When to Stop DIY and Call a Pro
- RS returns immediately after reset and sensor reseat
- Temps won’t stabilize (soft produce freezing, dairy warm)
- Visible wiring damage or intermittent readings when the door moves
- You don’t have access to the model’s resistance table/tech sheet
A technician will:
- Pull the tech sheet data and meter the thermistor at the board (eliminates harness guesswork)
- Check damper operation and evaporator fan behavior (bad airflow can ice sensors)
- Verify control input vs. cabinet temp and rule out board faults
Keep RS Away — Preventive Care That Actually Works
Keep air moving (text)
Leave a little space around the back wall and the sensor area. Avoid stacking soft bags and produce right against vents or sensors.

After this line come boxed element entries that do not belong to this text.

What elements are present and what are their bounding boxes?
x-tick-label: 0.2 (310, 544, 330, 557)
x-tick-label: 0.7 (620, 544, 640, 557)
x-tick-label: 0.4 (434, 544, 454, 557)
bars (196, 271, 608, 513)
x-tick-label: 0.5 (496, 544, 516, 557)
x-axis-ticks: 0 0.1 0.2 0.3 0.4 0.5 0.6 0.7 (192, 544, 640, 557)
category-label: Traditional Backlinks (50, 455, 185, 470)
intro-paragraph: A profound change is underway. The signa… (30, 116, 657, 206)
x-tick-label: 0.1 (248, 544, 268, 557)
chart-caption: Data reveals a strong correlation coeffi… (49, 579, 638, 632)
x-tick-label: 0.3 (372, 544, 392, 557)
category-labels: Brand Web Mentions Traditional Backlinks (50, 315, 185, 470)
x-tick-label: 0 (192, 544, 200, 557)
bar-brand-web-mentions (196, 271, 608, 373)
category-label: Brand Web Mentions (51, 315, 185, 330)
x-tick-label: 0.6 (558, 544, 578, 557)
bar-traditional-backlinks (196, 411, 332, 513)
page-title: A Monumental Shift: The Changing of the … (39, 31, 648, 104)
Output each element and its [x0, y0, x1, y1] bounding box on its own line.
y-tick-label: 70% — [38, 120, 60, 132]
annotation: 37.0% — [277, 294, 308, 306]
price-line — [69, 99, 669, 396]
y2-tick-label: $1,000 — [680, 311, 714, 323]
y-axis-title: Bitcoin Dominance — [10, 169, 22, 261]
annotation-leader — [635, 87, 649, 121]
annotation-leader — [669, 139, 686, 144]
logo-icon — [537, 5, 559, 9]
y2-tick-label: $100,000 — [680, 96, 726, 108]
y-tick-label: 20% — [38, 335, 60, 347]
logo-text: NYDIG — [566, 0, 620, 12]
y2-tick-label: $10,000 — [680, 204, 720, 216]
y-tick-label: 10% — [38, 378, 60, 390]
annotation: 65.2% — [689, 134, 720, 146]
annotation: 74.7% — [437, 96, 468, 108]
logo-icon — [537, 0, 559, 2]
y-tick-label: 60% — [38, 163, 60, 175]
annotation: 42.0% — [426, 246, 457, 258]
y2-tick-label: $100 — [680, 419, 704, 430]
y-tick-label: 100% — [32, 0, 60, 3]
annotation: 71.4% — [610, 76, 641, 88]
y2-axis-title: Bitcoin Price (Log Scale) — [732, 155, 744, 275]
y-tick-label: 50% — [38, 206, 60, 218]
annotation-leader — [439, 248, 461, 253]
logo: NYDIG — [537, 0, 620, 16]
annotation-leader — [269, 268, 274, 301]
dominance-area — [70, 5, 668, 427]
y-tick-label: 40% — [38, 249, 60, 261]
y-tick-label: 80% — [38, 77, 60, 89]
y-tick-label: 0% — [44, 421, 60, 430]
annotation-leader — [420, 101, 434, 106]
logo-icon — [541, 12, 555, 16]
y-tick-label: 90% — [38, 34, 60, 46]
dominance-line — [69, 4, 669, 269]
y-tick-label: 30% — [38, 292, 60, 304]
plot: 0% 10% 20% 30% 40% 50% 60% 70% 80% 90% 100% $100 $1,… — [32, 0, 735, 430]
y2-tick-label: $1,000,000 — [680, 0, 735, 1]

Simple habits (short list)
- Wipe door gaskets weekly; replace if torn or hardened
- Cool leftovers before loading (steam = sensor ice = flaky readings)
- Vacuum the condenser and toe-kick area every 6–12 months
- Avoid over-stuffing shelves; use bins so air can circulate
Moisture management (text)
High humidity is the enemy of accurate sensing. If you see recurring frost near the sensor, review door-opening habits and gasket seal. A quick bead test (slip of paper between gasket and frame) can reveal weak spots.